La fonction exacte des menhirs demeure encore débattue.
Contrairement aux dolmens, qui sont des monuments funéraires, les pierres dressées semblent avoir rempli d'autres rôles :
- marquer un territoire ;
- signaler un lieu de rassemblement ;
- servir de repère dans le paysage ;
- matérialiser un espace sacré ;
- accompagner certaines cérémonies liées aux communautés néolithiques.
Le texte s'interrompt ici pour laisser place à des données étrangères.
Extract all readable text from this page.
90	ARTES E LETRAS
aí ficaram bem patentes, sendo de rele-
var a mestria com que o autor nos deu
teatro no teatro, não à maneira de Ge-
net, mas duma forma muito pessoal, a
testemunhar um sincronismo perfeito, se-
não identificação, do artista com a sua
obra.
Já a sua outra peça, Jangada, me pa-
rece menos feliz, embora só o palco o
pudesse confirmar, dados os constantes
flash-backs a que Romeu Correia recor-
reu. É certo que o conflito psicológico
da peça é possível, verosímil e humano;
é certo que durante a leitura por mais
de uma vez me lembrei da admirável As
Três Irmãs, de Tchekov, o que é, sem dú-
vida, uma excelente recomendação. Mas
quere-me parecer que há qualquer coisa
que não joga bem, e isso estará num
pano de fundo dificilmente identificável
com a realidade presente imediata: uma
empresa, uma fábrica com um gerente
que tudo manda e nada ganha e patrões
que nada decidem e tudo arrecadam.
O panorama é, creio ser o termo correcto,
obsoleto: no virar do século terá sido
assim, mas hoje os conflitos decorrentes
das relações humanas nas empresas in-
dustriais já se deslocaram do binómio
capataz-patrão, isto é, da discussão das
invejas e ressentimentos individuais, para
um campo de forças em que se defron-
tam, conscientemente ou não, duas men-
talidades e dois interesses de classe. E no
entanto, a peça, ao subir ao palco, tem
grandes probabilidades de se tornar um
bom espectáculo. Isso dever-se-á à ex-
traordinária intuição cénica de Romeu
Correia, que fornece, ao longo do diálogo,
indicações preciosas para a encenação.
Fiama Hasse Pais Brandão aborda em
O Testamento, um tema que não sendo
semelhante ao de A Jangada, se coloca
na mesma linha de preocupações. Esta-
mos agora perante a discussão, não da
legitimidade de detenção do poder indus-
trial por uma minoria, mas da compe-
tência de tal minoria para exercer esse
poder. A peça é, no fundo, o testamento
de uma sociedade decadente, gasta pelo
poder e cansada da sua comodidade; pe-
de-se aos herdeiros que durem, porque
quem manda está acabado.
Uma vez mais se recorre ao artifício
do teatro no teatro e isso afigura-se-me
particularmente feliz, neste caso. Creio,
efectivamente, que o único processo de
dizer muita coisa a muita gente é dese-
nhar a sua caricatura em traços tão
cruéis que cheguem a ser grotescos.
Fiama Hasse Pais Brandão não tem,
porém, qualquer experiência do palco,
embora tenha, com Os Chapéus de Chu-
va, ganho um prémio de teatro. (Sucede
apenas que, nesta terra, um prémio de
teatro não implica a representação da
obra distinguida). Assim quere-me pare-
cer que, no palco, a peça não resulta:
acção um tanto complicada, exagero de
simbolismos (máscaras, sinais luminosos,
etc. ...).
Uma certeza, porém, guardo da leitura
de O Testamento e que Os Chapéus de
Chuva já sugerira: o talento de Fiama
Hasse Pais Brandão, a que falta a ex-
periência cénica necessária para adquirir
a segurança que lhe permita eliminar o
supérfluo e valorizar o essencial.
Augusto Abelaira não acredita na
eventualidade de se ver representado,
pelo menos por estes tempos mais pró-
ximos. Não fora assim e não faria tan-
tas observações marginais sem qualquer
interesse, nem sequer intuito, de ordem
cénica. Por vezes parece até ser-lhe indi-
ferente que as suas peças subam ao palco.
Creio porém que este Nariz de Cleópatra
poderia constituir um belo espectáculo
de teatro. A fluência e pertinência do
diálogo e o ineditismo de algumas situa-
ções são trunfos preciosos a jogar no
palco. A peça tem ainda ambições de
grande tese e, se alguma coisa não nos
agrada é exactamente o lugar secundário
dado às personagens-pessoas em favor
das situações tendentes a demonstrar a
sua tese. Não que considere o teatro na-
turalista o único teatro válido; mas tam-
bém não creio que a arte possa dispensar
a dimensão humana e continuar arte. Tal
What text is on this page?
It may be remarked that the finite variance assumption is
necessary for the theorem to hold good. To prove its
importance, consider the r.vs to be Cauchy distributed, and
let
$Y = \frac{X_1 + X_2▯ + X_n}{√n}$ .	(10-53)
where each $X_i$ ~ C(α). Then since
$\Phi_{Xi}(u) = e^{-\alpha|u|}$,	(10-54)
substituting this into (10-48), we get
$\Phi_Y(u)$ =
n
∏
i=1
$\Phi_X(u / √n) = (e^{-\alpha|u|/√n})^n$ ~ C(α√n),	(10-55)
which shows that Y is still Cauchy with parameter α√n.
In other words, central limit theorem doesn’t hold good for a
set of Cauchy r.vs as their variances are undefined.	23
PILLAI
Dans le cas d'Armiague, la proximité immédiate entre le menhir et le dolmen suggère que le lieu a conservé sa fonction symbolique pendant plusieurs siècles. Les générations suivantes auraient choisi d'installer leur tombe monumentale sur un espace déjà considéré comme important.
Le menhir d'Armiague
Une découverte qui renouvelle le mégalithisme basque
Le menhir d'Armiague ne possède pas les dimensions spectaculaires des grandes pierres dressées de Bretagne. Son intérêt est ailleurs.
Il apporte une preuve supplémentaire que les premières manifestations du mégalithisme dans les Pyrénées occidentales sont plus anciennes qu'on ne le pensait. Il montre également que les paysages de montagne étaient déjà profondément aménagés et investis par les communautés néolithiques bien avant la construction des grands dolmens.
Aujourd'hui encore, cette pierre demeure discrète. Beaucoup de visiteurs passent devant sans la remarquer. Pourtant, elle constitue probablement l'un des plus anciens témoins de la monumentalisation du paysage dans le Pays basque intérieur.
À Armiague, le dolmen attire naturellement le regard. Mais le véritable pionnier du site est peut-être cette pierre dressée, silencieuse depuis plus de six mille ans, qui commence seulement à révéler son histoire grâce aux recherches archéologiques les plus récentes.
Bibliographie
- MARTICORENA, P. (dir.), Mégalithisme et territoires dans les Pyrénées nord-occidentales. Rapport final du Projet collectif de recherche (2020-2022), Direction régionale des Affaires culturelles Nouvelle-Aquitaine et Occitanie, Service régional de l'Archéologie, 2023.
- MARTICORENA, P., Les premiers paysans de l'ouest des Pyrénées, Éditions ZTK, Baigorri, 2014.
- MARTICORENA, P. (dir.), Structures dolméniques et territoires dans les Pyrénées nord-occidentales, rapports annuels de PCR (2015-2019), DRAC Nouvelle-Aquitaine.
- MENS, E., MARTICORENA, P., ARD, V. et al., « Nouvelles données sur le mégalithisme des Pyrénées nord-occidentales », Actes des XIIe Rencontres méridionales de Préhistoire récente, Archives d'Écologie Préhistorique, 2018.
- MENS, E., PONCET, D., MARTICORENA, P., « Apports de la géologie et de la géomorphologie à l'étude du mégalithisme : identifier, interpréter, dater », L'Anthropologie, vol. 126, n° 5, 2022.